Here, the district court stated that “[appellants] have failed to prove by clear and convincing evidence that at the time of filing this motion they were . . . interested third parties within the meaning prescribed by statute.”  In re Kayachith, interpreting Chapter 257C, supports the notion that the statute establishes one standard for allegations in the petition and a heightened standard for the ultimate burden of proof.  683 N.W.2d 325, 327-28 (Minn. App. 2004), review denied (Minn. Sept. 29, 2004).  Whether the assertions made in the petition are actually true is to be resolved at the subsequent hearing, where the district court must consider the factors set forth in Minn. Stat. § 257C.03, subd. 7(b).  Lewis-Miller v. Ross, 699 N.W.2d 9, 14 (Minn.

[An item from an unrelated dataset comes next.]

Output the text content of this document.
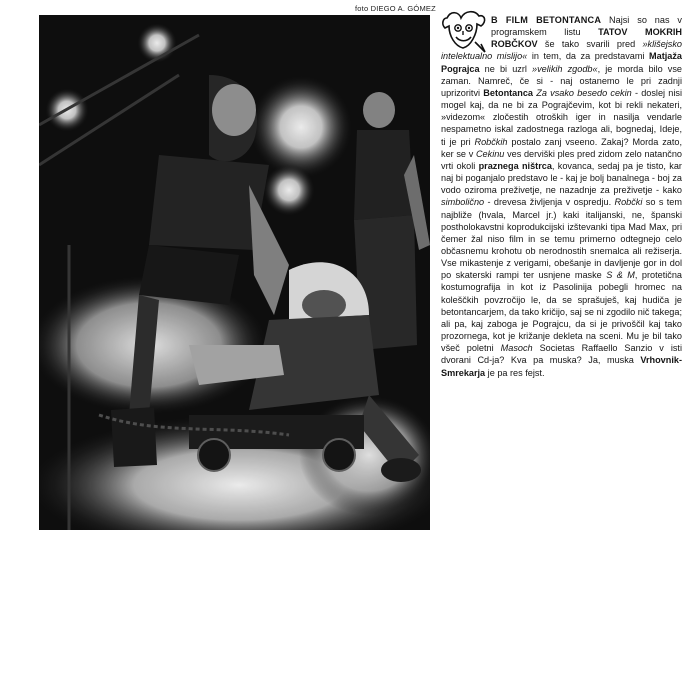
foto DIEGO A. GÓMEZ
B FILM BETONTANCA Najsi so nas v programskem listu TATOV MOKRIH ROBČKOV še tako svarili pred »klišejsko intelektualno mislijo« in tem, da za predstavami Matjaža Pograjca ne bi uzrl »velikih zgodb«, je morda bilo vse zaman. Namreč, če si - naj ostanemo le pri zadnji uprizoritvi Betontanca Za vsako besedo cekin - doslej nisi mogel kaj, da ne bi za Pograjčevim, kot bi rekli nekateri, »videzom« zločestih otroških iger in nasilja vendarle nespametno iskal zadostnega razloga ali, bognedaj, Ideje, ti je pri Robčkih postalo zanj vseeno. Zakaj? Morda zato, ker se v Cekinu ves derviški ples pred zidom zelo natančno vrti okoli praznega ništrca, kovanca, sedaj pa je tisto, kar naj bi poganjalo predstavo le - kaj je bolj banalnega - boj za vodo oziroma preživetje, ne nazadnje za preživetje - kako simbolično - drevesa življenja v ospredju. Robčki so s tem najbliže (hvala, Marcel jr.) kaki italijanski, ne, španski postholokavstni koprodukcijski izštevanki tipa Mad Max, pri čemer žal niso film in se temu primerno odtegnejo celo občasnemu krohotu ob nerodnostih snemalca ali režiserja. Vse mikastenje z verigami, obešanje in davljenje gor in dol po skaterski rampi ter usnjene maske S & M, protetična kostumografija in kot iz Pasolinija pobegli hromec na koleščkih povzročijo le, da se sprašuješ, kaj hudiča je betontancarjem, da tako kričijo, saj se ni zgodilo nič takega; ali pa, kaj zaboga je Pograjcu, da si je privoščil kaj tako prozornega, kot je križanje dekleta na sceni. Mu je bil tako všeč poletni Masoch Societas Raffaello Sanzio v isti dvorani Cd-ja? Kva pa muska? Ja, muska Vrhovnik-Smrekarja je pa res fejst.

App. 2005), affirmed by 710 N.W.2d 565 (Minn. 2006).  “Thus, although the factors are germane to the content of the petition, the ‘clear and convincing evidence’ burden of proof, by which the assertions must be proved, is not.”  Id. 

We find the district court incorrectly used the heightened burden of proof in assessing the allegations in appellants’ petition.  We reverse because appellants made personally verified allegations in their affidavits.  On remand, the district court must determine whether the allegations were established by competent evidence that, if proven, would establish child-endangerment.  Appellants have provided evidence establishing a prima facie showing that they are interested third parties, including allegations of abuse, poor living conditions, frequent housing and school relocations, excessive absentee rate from school, and respondent’s overall disinterest in E.S.J.L.’s education.

Appellants made a prima facie showing that they are interested third parties.  The issues of endangerment, integration, and an analysis of the best interests of the child should have been made.  The district court acknowledged that “[t]he [appellants] can show that the change of custody would be in the best interests of the child if they can show that since 2003 the child’s welfare has become endangered, that the child has been integrated into the [appellants’] household, or that any other grave and weighty circumstances would require a change in custody.”  In response to this statement by the district court, appellants raised these issues on appeal.  Since we find that appellants established a prima facie showing of interested third party status, we reverse for further determinations of these issues at an evidentiary hearing applying the correct standard as outlined above. 


In a contested custody matter, the district court may, in its discretion, appoint a guardian ad litem.  Minn. Stat. § 518.165, subd. 1 (2004).  The district court must appoint a guardian ad litem if “the court has reason to believe that the minor child is a victim of domestic child abuse or neglect.”  Minn. Stat. § 518.165, subd. 2 (2004).  If the allegations of abuse are insubstantial or rebutted, the court may refuse to appoint a guardian ad litem.  Abbott v. Abbott, 481 N.W.2d 864, 870 (Minn. App. 1992); Baum v. Baum, 465 N.W.2d 598, 600 (Minn. App. 1991), review denied (Minn. Apr. 18, 1991). 

Based on this record, the district court could have appointed a guardian ad litem to provide a good neutral viewpoint.  However, given the discretion of the district court in custody matters, it was not reversible error not to do so.  On remand, the district court is free to rethink the issue of a guardian ad litem.

            Affirmed in part, reversed in part, and remanded.

[1] We reiterate the district court’s statement that appellants do not inherit their son’s legal custody rights upon his death.  Family law, and more specifically legal custody, is not analogous to property law.

[2] Respondent argues that because appellants were not adjudicated de facto custodians or interested third parties under the 2003 custody order that they cannot now retroactively make such claims.  Respondent’s argument is incorrect.  It is irrelevant to appellants’ current claim for de facto custodian or interested third party status that appellants were not previously adjudicated as such.  See Minn. Stat. § 257C.03, subd. 1 (“[A] de facto or third-party child custody proceeding may be brought by an individual other than a parent by filing a petition seeking custody”).